Chinese state-backed hackers target western businesses, governments using Microsoft email services

A Chinese state-backed hacker group known as Hafnium has launched cyberattacks against at least 60,000 users of Microsoft's email service globally, Fortune reports.

Many independent businesses have been targeted by the hackers, but other larger entities such as the European Banking Authority have more recently become victims of the cyberattacks. Governments have also been targeted by the hackers.

While Microsoft insists that the group receives Chinese state-backing, the government of China denies the allegations. According to the country's foreign ministry spokesman, China "firmly opposes and combats cyber attacks and cyber theft in all forms."

The hackers began by targeting a small number of private and governmental accounts since the beginning of January, although their targets have been described as high-value intelligence. The operation seems to have expanded dramatically earlier this month, however, with thousands of victims having their systems infiltrated by the hackers planting viruses which will allow later access.

Many of the most recent victims are small and medium-sized businesses and government agencies which do not have the same cybersecurity protections which larger agencies and businesses have. Schools have also reportedly been targeted by he hackers.

According to Milton Security Group founder Jim McMurry, the hacking "exacerbates an already bad situation" as many smaller businesses are "struggling already due to COVID shutdowns."
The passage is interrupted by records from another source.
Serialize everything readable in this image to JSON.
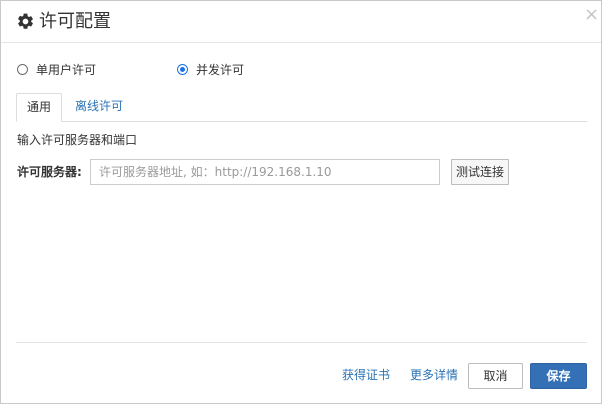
{
  "dialog": {
    "title": "许可配置",
    "close_symbol": "×",
    "icons": {
      "title_icon": "gear-icon",
      "close_icon": "close-icon"
    }
  },
  "license_type": {
    "options": [
      {
        "label": "单用户许可",
        "checked": false
      },
      {
        "label": "并发许可",
        "checked": true
      }
    ]
  },
  "tabs": [
    {
      "label": "通用",
      "active": true
    },
    {
      "label": "离线许可",
      "active": false
    }
  ],
  "general": {
    "hint": "输入许可服务器和端口",
    "server_label": "许可服务器:",
    "server_value": "",
    "server_placeholder": "许可服务器地址, 如：http://192.168.1.10",
    "test_button": "测试连接"
  },
  "footer": {
    "get_certificate": "获得证书",
    "more_details": "更多详情",
    "cancel": "取消",
    "save": "保存"
  },
  "colors": {
    "accent": "#3370b5",
    "link": "#2a72b5",
    "radio_checked": "#1a73e8"
  }
}
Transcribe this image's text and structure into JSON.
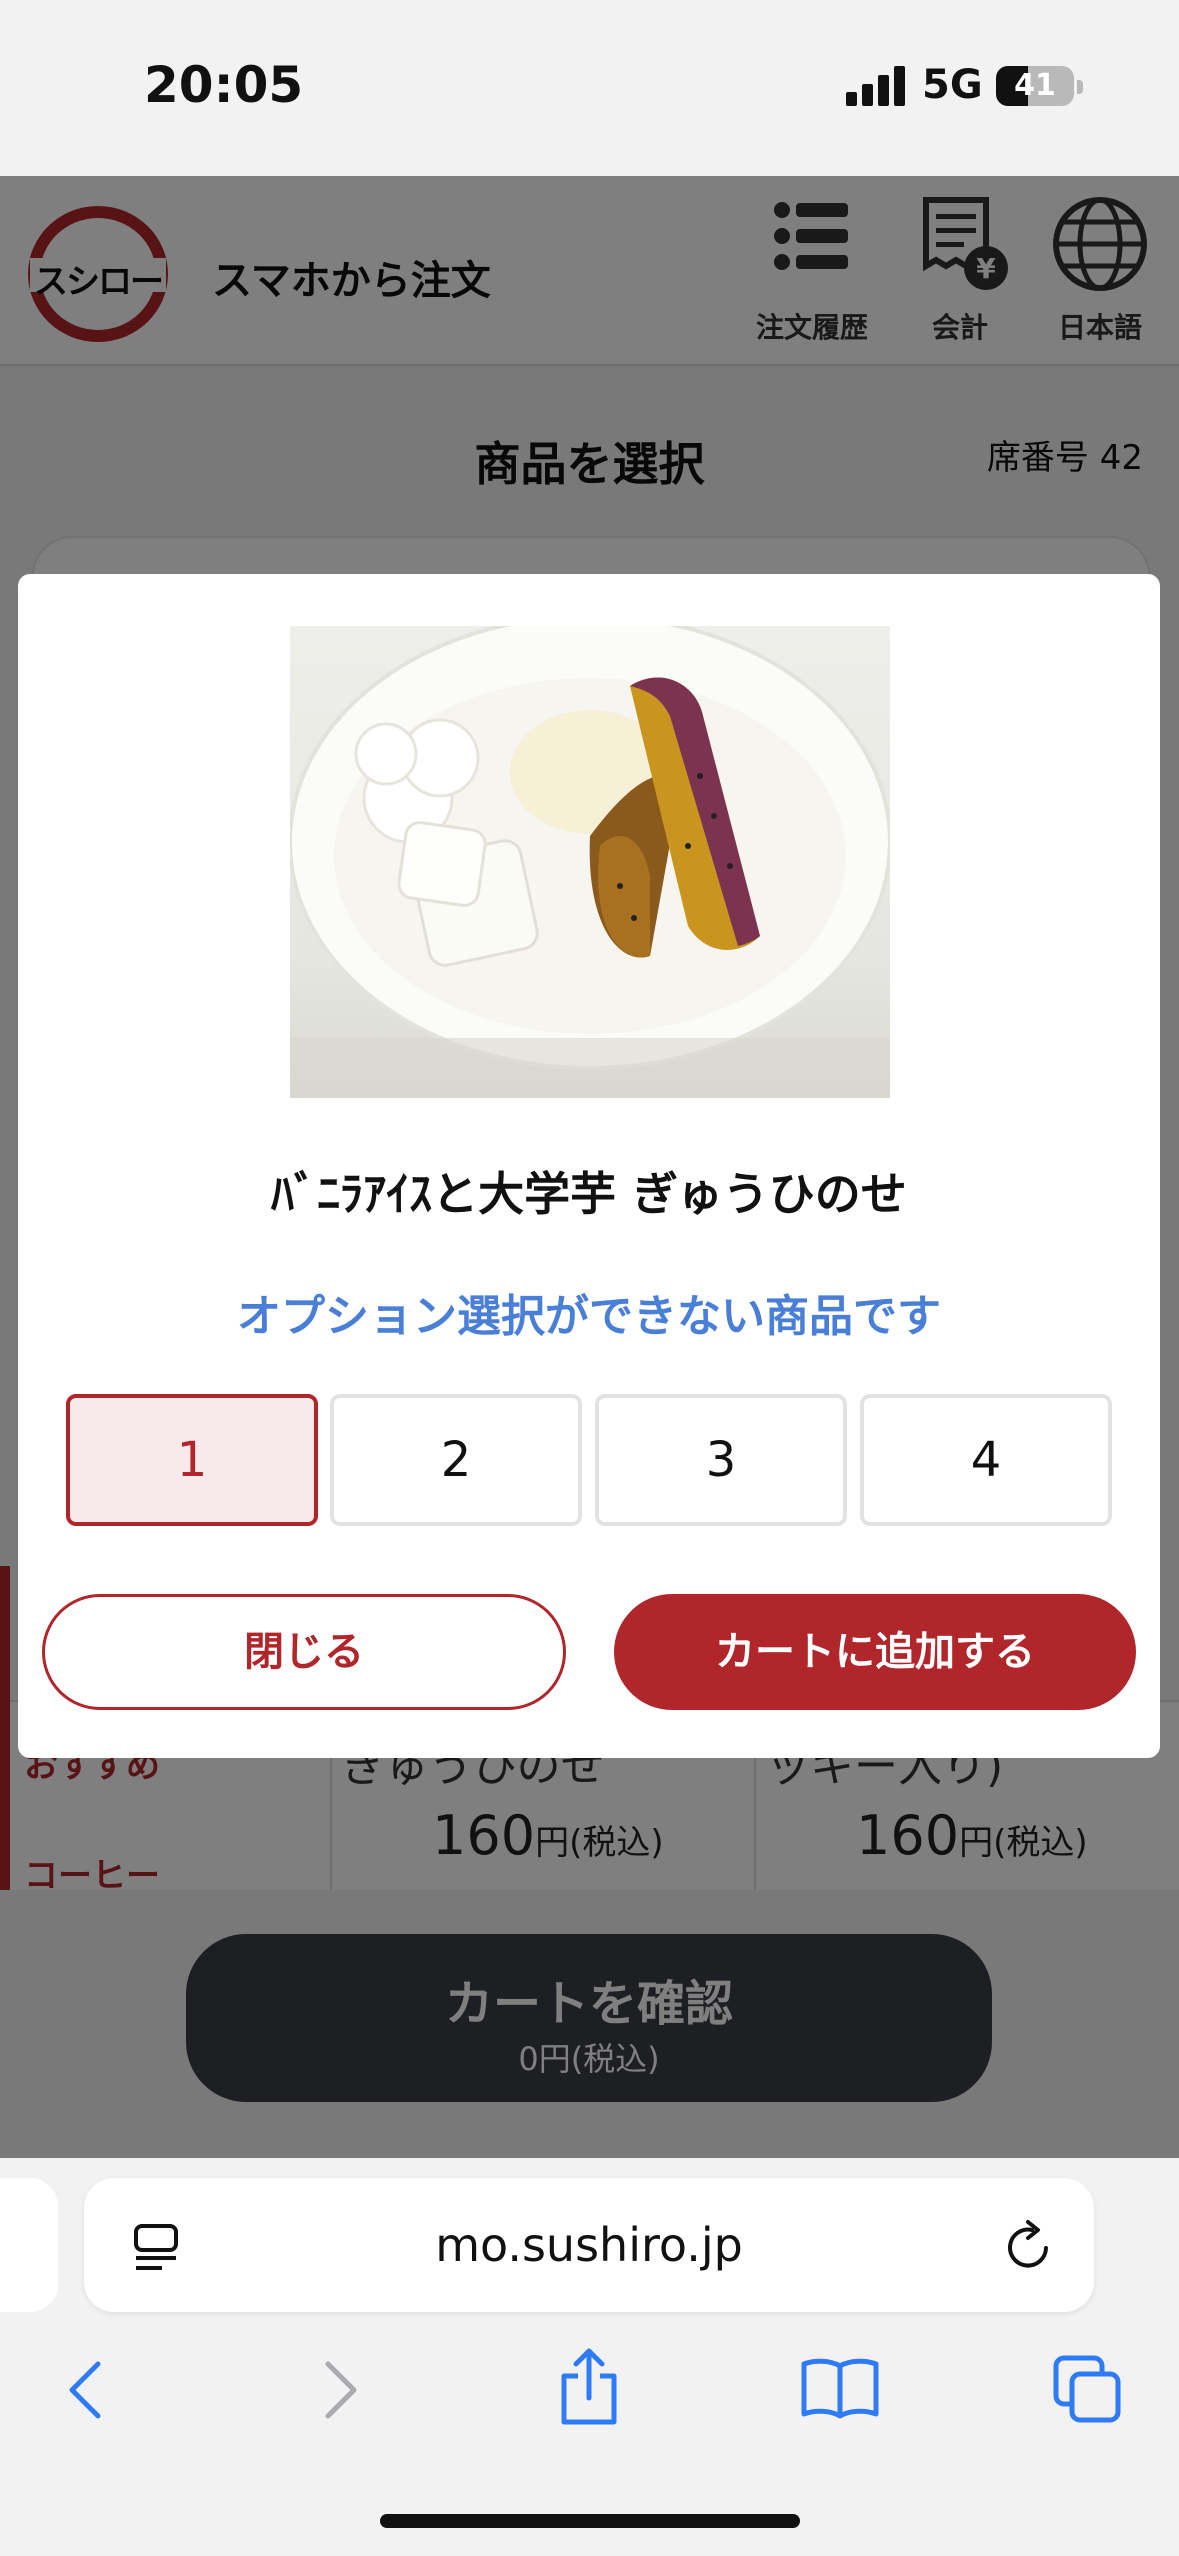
{
  "status_bar": {
    "time": "20:05",
    "network": "5G",
    "battery": "41",
    "battery_level": 0.41
  },
  "header": {
    "logo_text": "スシロー",
    "title": "スマホから注文",
    "buttons": [
      {
        "label": "注文履歴",
        "icon": "list-icon"
      },
      {
        "label": "会計",
        "icon": "receipt-yen-icon"
      },
      {
        "label": "日本語",
        "icon": "globe-icon"
      }
    ]
  },
  "page": {
    "title": "商品を選択",
    "seat": "席番号 42"
  },
  "menu_bg": {
    "category_1": "おすすめ",
    "category_2": "コーヒー",
    "items": [
      {
        "name": "ぎゅうひのせ",
        "price": "160",
        "price_unit": "円",
        "tax": "(税込)"
      },
      {
        "name": "ッキー入り)",
        "price": "160",
        "price_unit": "円",
        "tax": "(税込)"
      }
    ]
  },
  "cart": {
    "label": "カートを確認",
    "total": "0円(税込)"
  },
  "modal": {
    "item_name": "ﾊﾞﾆﾗｱｲｽと大学芋 ぎゅうひのせ",
    "note": "オプション選択ができない商品です",
    "quantities": [
      "1",
      "2",
      "3",
      "4"
    ],
    "selected_quantity": "1",
    "close_label": "閉じる",
    "add_label": "カートに追加する"
  },
  "browser": {
    "url": "mo.sushiro.jp"
  },
  "colors": {
    "brand_red": "#b0262b",
    "note_blue": "#4a7fd8",
    "cart_dark": "#3b3f47"
  }
}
It is unclear if the sudden expansion in operations are committed by the same group, with some cybersecurity experts considering whether other groups have discovered the same flaw noticed by the Chinese hackers. Regardless, the hacking campaign has become so successful that the process of hacking computers has now become automated.
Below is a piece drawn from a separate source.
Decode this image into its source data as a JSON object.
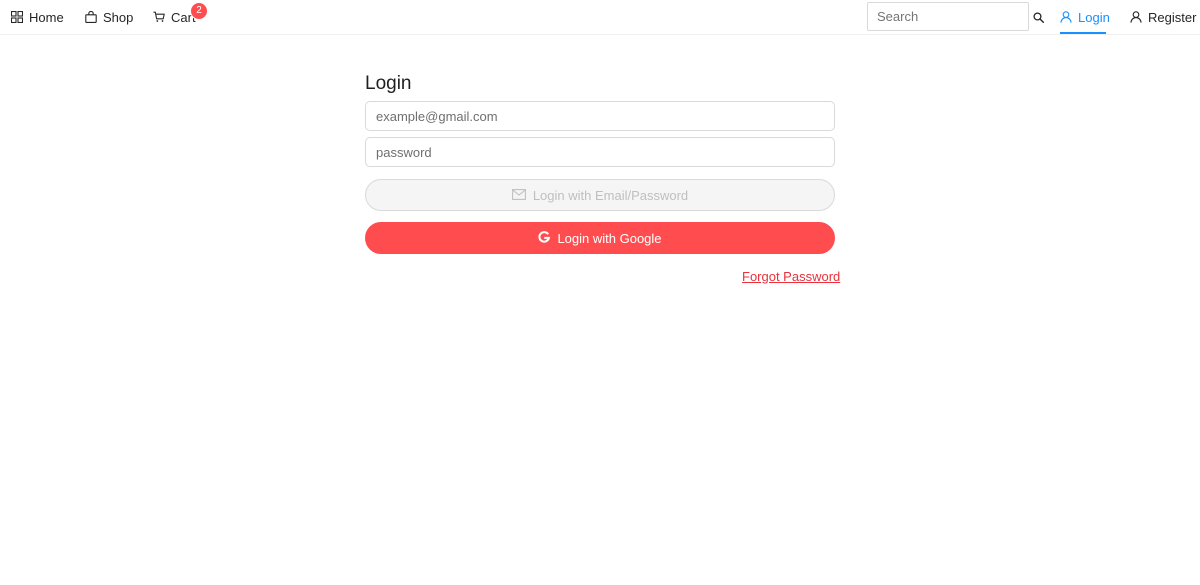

According to Microsoft, only users of their Exchange email system were affected by the hack. Those who use the Cloud system are not affected by the cyberattack.

Microsoft is now considering whether the hacks came as a result of leaked information from their own cybersecurity partners, according to a report from the Wall Street Journal.

Some of the methods used by the hackers apparently resemble "proof of concept" attack codes which Microsoft exchanged with their cybersecurity partners in late February. Such a leak could explain the dramatic expansion in operations which began in early March.

It would not be the first time that a partner of Microsoft leaked confidential cybersecurity information. In 2012, a Chinese company known as Hangzhou DPTech Technologies leaked proof-of-concept code, which Microsoft later found on a Chinese website.

The cyberattack comes just months after SolarWinds faced one of the world's largest cyberattacks in history. Russian hackers ran through SolarWinds's systems for months throughout 2020 without detection until the attack was revealed in December of that year. In a manner similar to the latest attack by Chinese hackers, the Russians managed to automate the hacking process as time went on.

The US government is reportedly planning a response to the cyberattack, including an executive order designed to boost domestic cybersecurity, retaliatory attacks against the Russians, and a new series of economic sanctions against the country.

While the government has not yet announced a plan to respond to the Chinese hackers, the Biden administration is reportedly taking the cyberattack seriously, launching an interagency cybersecurity coordination group to investigate the hack according to a National Security Council spokeswoman.